The talk was presented in conjunction with the CJM exhibition "Beat Memories: The Photographs of Allen Ginsberg," which showcases one of Ginsberg's lesser-known talents – photography.

On display until early September, the exhibition features 80 photos taken by Ginsberg, but as Morgan pointed out, all 80,000 of Allen Ginsberg's photos (and corresponding negatives) are on the Stanford campus.

Photographer of a generation

Morgan, who spent 20 years cataloging Ginsberg's materials, said the organization process spurred Ginsberg's interest in photography.

In the early years of their working relationship, Morgan continually came across unidentified photos as he pored through boxes upon boxes of Ginsberg's ephemera. Morgan nagged Ginsberg to identify the people in the photos, and when Ginsberg finally started to review them, Morgan said, Ginsberg realized his images "were not only the history of the people he knew" but were also "kind of good works of art."

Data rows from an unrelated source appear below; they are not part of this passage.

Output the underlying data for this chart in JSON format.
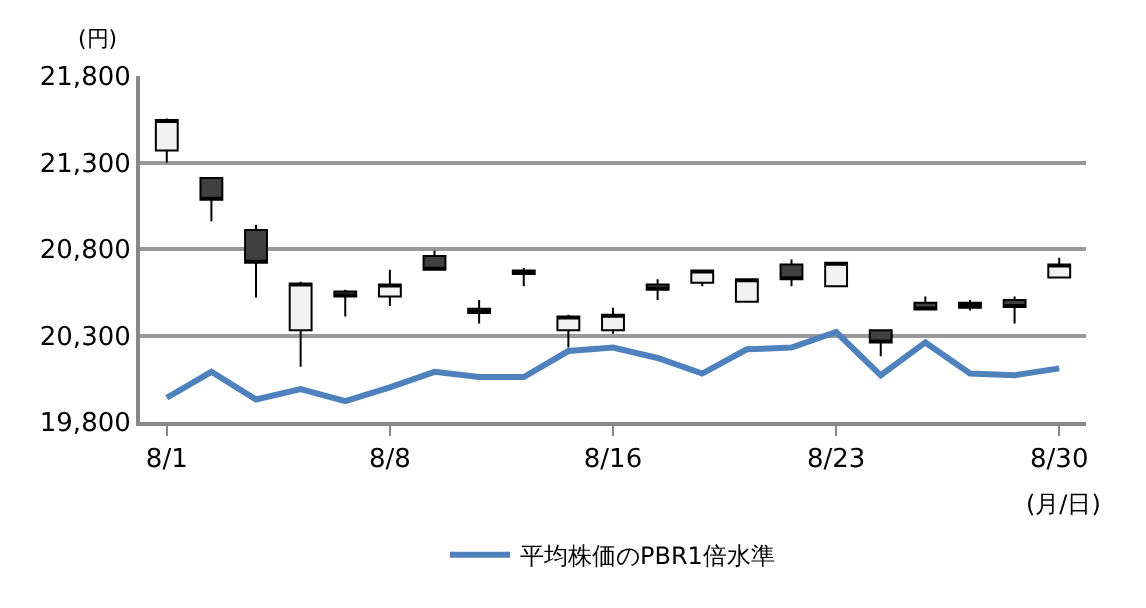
{
  "chart_data": {
    "type": "candlestick",
    "ylabel": "(円)",
    "xlabel": "(月/日)",
    "categories": [
      "8/1",
      null,
      null,
      null,
      null,
      "8/8",
      null,
      null,
      null,
      null,
      "8/16",
      null,
      null,
      null,
      null,
      "8/23",
      null,
      null,
      null,
      null,
      "8/30"
    ],
    "series": [
      {
        "type": "line",
        "name": "平均株価のPBR1倍水準",
        "color": "#4f81bd",
        "values": [
          19940,
          20090,
          19930,
          19990,
          19920,
          20000,
          20090,
          20060,
          20060,
          20210,
          20230,
          20170,
          20080,
          20220,
          20230,
          20320,
          20070,
          20260,
          20080,
          20070,
          20110
        ]
      },
      {
        "colors": [
          "#f2f2f2",
          "#404040",
          "#404040",
          "#f2f2f2",
          "#404040",
          "#f2f2f2",
          "#404040",
          "#404040",
          "#404040",
          "#f2f2f2",
          "#f2f2f2",
          "#404040",
          "#f2f2f2",
          "#f2f2f2",
          "#404040",
          "#f2f2f2",
          "#404040",
          "#404040",
          "#000000",
          "#404040",
          "#f2f2f2"
        ],
        "ohlc": [
          [
            21370,
            21555,
            21300,
            21545
          ],
          [
            21210,
            21210,
            20960,
            21085
          ],
          [
            20910,
            20940,
            20520,
            20720
          ],
          [
            20330,
            20610,
            20120,
            20600
          ],
          [
            20555,
            20565,
            20410,
            20525
          ],
          [
            20525,
            20680,
            20470,
            20595
          ],
          [
            20760,
            20790,
            20680,
            20680
          ],
          [
            20455,
            20505,
            20370,
            20430
          ],
          [
            20675,
            20690,
            20585,
            20655
          ],
          [
            20330,
            20420,
            20230,
            20410
          ],
          [
            20330,
            20460,
            20310,
            20420
          ],
          [
            20595,
            20625,
            20505,
            20565
          ],
          [
            20605,
            20675,
            20585,
            20675
          ],
          [
            20495,
            20625,
            20495,
            20625
          ],
          [
            20710,
            20740,
            20585,
            20625
          ],
          [
            20585,
            20720,
            20585,
            20720
          ],
          [
            20330,
            20330,
            20180,
            20260
          ],
          [
            20490,
            20525,
            20450,
            20450
          ],
          [
            20490,
            20505,
            20445,
            20460
          ],
          [
            20505,
            20525,
            20370,
            20465
          ],
          [
            20635,
            20750,
            20635,
            20710
          ]
        ]
      }
    ],
    "ylim": [
      19800,
      21800
    ],
    "yticks": [
      {
        "value": 19800,
        "label": "19,800"
      },
      {
        "value": 20300,
        "label": "20,300"
      },
      {
        "value": 20800,
        "label": "20,800"
      },
      {
        "value": 21300,
        "label": "21,300"
      },
      {
        "value": 21800,
        "label": "21,800"
      }
    ],
    "grid": "y",
    "legend": "bottom"
  }
}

So Ginsberg, who had taken about 1,200 photos before he put photography on the back burner in the early 1960s, consulted his friend and photographer Robert Frank on photography techniques, and between 1982 and his death in 1997 took "the other 78,800 photographs," Morgan said.

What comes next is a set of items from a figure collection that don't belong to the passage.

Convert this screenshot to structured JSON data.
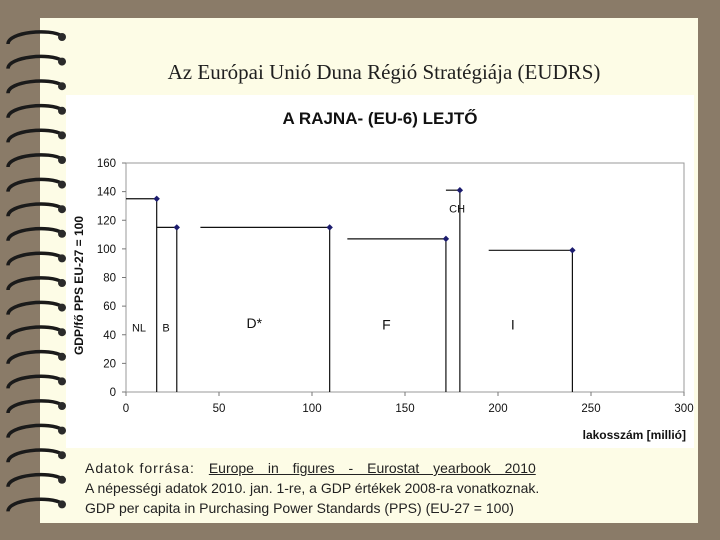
{
  "slide": {
    "title": "Az Európai Unió Duna Régió Stratégiája (EUDRS)"
  },
  "chart_data": {
    "type": "line",
    "title": "A RAJNA- (EU-6) LEJTŐ",
    "xlabel": "lakosszám [millió]",
    "ylabel": "GDP/fő PPS EU-27 = 100",
    "xlim": [
      0,
      300
    ],
    "ylim": [
      0,
      160
    ],
    "xticks": [
      0,
      50,
      100,
      150,
      200,
      250,
      300
    ],
    "yticks": [
      0,
      20,
      40,
      60,
      80,
      100,
      120,
      140,
      160
    ],
    "grid": false,
    "series": [
      {
        "label": "NL",
        "x_start": 0,
        "x_end": 16.5,
        "value": 135
      },
      {
        "label": "B",
        "x_start": 16.5,
        "x_end": 27.3,
        "value": 115
      },
      {
        "label": "D*",
        "x_start": 40,
        "x_end": 109.5,
        "value": 115
      },
      {
        "label": "F",
        "x_start": 119,
        "x_end": 172,
        "value": 107
      },
      {
        "label": "CH",
        "x_start": 172,
        "x_end": 179.5,
        "value": 141
      },
      {
        "label": "I",
        "x_start": 195,
        "x_end": 240,
        "value": 99
      }
    ]
  },
  "footer": {
    "source_label": "Adatok forrása:",
    "source_link": "Europe in figures - Eurostat yearbook 2010",
    "note1": "A népességi adatok 2010. jan. 1-re, a GDP értékek 2008-ra vonatkoznak.",
    "note2": "GDP per capita in Purchasing Power Standards (PPS) (EU-27 = 100)"
  }
}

Friends, including Beat Generation icons Jack Kerouac, William S. Burroughs and Neal Cassady, were among Ginsberg's favorite subjects.

Ginsberg "wanted to document his friends and took great pictures of them because his friends were so comfortable around him," Morgan noted. Detailed captions on many of the prints enhance their historical value.

Morgan said that when "Allen started printing up the pictures as enlargements, he started to caption the pictures on the front." Ginsberg got the idea, Morgan said, from photographer Berenice Abbott, "who had always written a caption for her photos on the back, but Allen being more literate decided that he would put it on the front of the photograph."

When Ginsberg printed a photo he would "start with the old caption and he would re-write it so that no two captions for the same photograph were ever alike," said Morgan.

As with Ginsberg's most famous shot, of Jack Kerouac standing on the fire escape, subsequent captions built on one another and got increasingly longer with each re-print. "The person developing the enlargements had to continually make the photograph smaller and smaller to accommodate the longer and longer caption," Morgan said.

Versatile collection

Ginsberg's photos are among the wide variety of materials researchers regularly request from the Allen Ginsberg Papers, which Robert Trujillo, the head of Special Collections, said is one of the most heavily used collections at Stanford.

The collection includes 600 of Ginsberg's personal journals, which he started writing when he was 10 years old. There are also tens of thousands of letters between Ginsberg and other writers, manuscripts of everything Ginsberg wrote in his life and a mimeographed master copy of Ginsberg's most famous poem, Howl.

A diary, open to an entry that Ginsberg wrote when he was 12 years old, saying that he was the "smallest boy in his class," was among the items Trujillo put on display at Morgan's talk.

Speaking to the importance of preservation, Trujillo said that "nothing can really replace the value of discovering things about Ginsberg just through serendipity and browsing through correspondence, journals, photographs and drafts of poetry."

Special Collections librarian Mattie Taormina fields all requests for access to the collection and said its versatility makes it ideal for teaching a range of topics.

"The types of requests we receive for Ginsberg range from a freshman doing a paper on the Beat Poets to the published scholar doing research for his/her next book on Jack Kerouac," she said. Documentary producers also are frequent users of the materials.

Taormina especially remembered a patron who came in to see the original Howl manuscript.

"He sat quietly in the back and when I walked the room I noticed that he was quietly weeping." That kind of response, she said, "is not common in our reading room and I will most likely always remember it."

Corrie Goldman is the Director of Humanities Communication at Stanford University.